Надю арестовали тихо и буднично. Пришли в госпиталь два пожилых милиционера в своих мешковатых темно-синих мундирах, сапогах и затрепанных галифе. Прошли прямо в аптеку, потом вывели бледную Надю. Один шел впереди по лестнице. Другой сзади. Тот, что сзади, держал вытащенный из кобуры револьвер на шнурке. Надя глядела в пол. Ни с кем не разговаривала. А может быть, ей запретили разговаривать? Когда выходили на улицу, запричитала гардеробщица Феня:

— Да что же ты, девонька моя, наделала? Ведь ребенок она совсем, товарищи. Как же так?

— Я не виновата, — с твердостью в голосе и громко, на весь вестибюль вдруг сказала Надя. — Я не виновата. Я ничего не брала и никогда ничего не взяла бы у раненых.

— Иди, иди, — прикрикнул на нее милиционер сзади. — Разберемся. Не разговаривать с арестованной!

Из госпитальной аптеки исчезла в ту ночь большая партия лекарств. Исчезла в Надино дежурство.

*   *   *

Когда Борька постучался в ворота, его, как всегда, приветствовал злобный лай собак. Собаки заливались на всю улицу, а открывать никто не шел. Проходили тягостные минуты, из окон соседних домов на Борьку глядели любопытствующие. Ему все больше становилось не по себе.

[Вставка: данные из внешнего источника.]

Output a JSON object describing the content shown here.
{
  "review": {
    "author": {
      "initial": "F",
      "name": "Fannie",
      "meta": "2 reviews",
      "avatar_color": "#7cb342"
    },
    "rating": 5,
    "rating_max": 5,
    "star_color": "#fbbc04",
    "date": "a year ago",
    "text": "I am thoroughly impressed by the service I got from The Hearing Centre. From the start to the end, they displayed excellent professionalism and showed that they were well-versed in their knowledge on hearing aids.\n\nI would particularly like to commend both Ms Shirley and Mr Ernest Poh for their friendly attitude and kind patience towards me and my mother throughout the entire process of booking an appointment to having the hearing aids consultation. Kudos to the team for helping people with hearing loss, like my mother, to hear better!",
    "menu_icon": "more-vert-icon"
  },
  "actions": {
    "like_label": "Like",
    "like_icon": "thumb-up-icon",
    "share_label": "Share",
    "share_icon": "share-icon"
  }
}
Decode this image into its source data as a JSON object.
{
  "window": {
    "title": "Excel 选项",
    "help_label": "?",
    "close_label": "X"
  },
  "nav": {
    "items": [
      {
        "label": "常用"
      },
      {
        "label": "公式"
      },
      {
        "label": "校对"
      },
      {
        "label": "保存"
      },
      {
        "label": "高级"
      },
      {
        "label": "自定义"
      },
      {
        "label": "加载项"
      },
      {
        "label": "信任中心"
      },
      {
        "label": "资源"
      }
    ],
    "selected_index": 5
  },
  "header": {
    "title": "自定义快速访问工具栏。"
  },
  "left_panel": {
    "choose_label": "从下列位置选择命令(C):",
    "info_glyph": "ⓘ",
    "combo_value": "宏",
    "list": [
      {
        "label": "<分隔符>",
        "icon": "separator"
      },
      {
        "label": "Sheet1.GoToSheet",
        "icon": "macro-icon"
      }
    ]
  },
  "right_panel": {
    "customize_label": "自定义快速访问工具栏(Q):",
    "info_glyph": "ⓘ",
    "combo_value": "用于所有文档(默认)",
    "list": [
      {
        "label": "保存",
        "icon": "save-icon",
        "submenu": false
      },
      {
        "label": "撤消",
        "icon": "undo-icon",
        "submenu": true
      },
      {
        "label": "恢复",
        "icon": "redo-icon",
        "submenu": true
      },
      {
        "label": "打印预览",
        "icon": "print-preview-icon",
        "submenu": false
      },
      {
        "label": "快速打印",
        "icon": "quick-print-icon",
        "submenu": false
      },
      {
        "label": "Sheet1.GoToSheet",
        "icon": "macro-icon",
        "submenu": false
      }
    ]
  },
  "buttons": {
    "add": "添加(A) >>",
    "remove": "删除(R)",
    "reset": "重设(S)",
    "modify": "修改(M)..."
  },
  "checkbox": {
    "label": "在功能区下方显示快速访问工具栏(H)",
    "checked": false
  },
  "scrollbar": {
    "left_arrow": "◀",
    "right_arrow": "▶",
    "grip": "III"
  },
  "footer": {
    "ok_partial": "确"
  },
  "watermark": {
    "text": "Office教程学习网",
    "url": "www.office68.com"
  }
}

Поглядел в щелочку между досок в заборе. В переднем дворе пусто. Но он маленький, этот передний двор. Клумба да две собачьих будки. Главный двор сзади за домом. Там корова, сарай с курами, кроликами, огород с огурцами и помидорами, стайка со свиньей. Там плохо слышно, что на улице делается. А может, хозяйка как раз корову доит. Это дело поважнее, чем стук прохожего в ворота. Каждая чекушка 30 рублей. Вера Ефимовна самая справная хозяйка на всю улицу. Да куда там улицу, считай на весь город. Продавщица в ОРСе. Не голодает. А что на заднем дворе заработает, то на книжку кладет. Забор у нее глухой и высокий. Чтобы от завистливых глаз укрываться. Народ за войну разбаловался, жиганов поразвелось. Не ровен час...

Вера Ефимовна — женщина одинокая, статная и еще смазливая для своих пятидесяти. Был у нее до войны муж — еврей. Куда-то подевался. Остался сын Илюшка. Жиган и барыга. Все в милицию попадал. Слава Богу, в армию недавно забрали. Армия исправит, если жив останется. А живет у Веры Ефимовны в доме работник, дед Матвей. Из раскулаченных. Его в  армию не берут — дед. Матвей в основном молчит, огород копает, дом охаживает. Мальчишки его боятся, злым считают. Во всяком случае, в огород к Ефимовне не лазят. Если поймает, изобьет нещадно. И от родителей потом влетит так, что мало не будет. С Ефимовной все дружить норовят. Если совсем туго будет, у кого денег в долг попросишь? Если дома кто заболел, у кого взаймы молока или муку возьмешь? Правда, Ефимовна процент берет. Так ведь лучше процент заплатить, чем подохнуть. И вообще у Ефимовны все достать можно. Закажи и достанет. Вот и уважают ее бабы, лебезят и заискивают, хоть и зовут за глаза спекулянткой и кровососом. Ho так издавна заведено. Сначала поклонишься в пол и руку поцелуешь, а отвернешься в сторону, так тут же сплюнешь и последними словами обругаешь.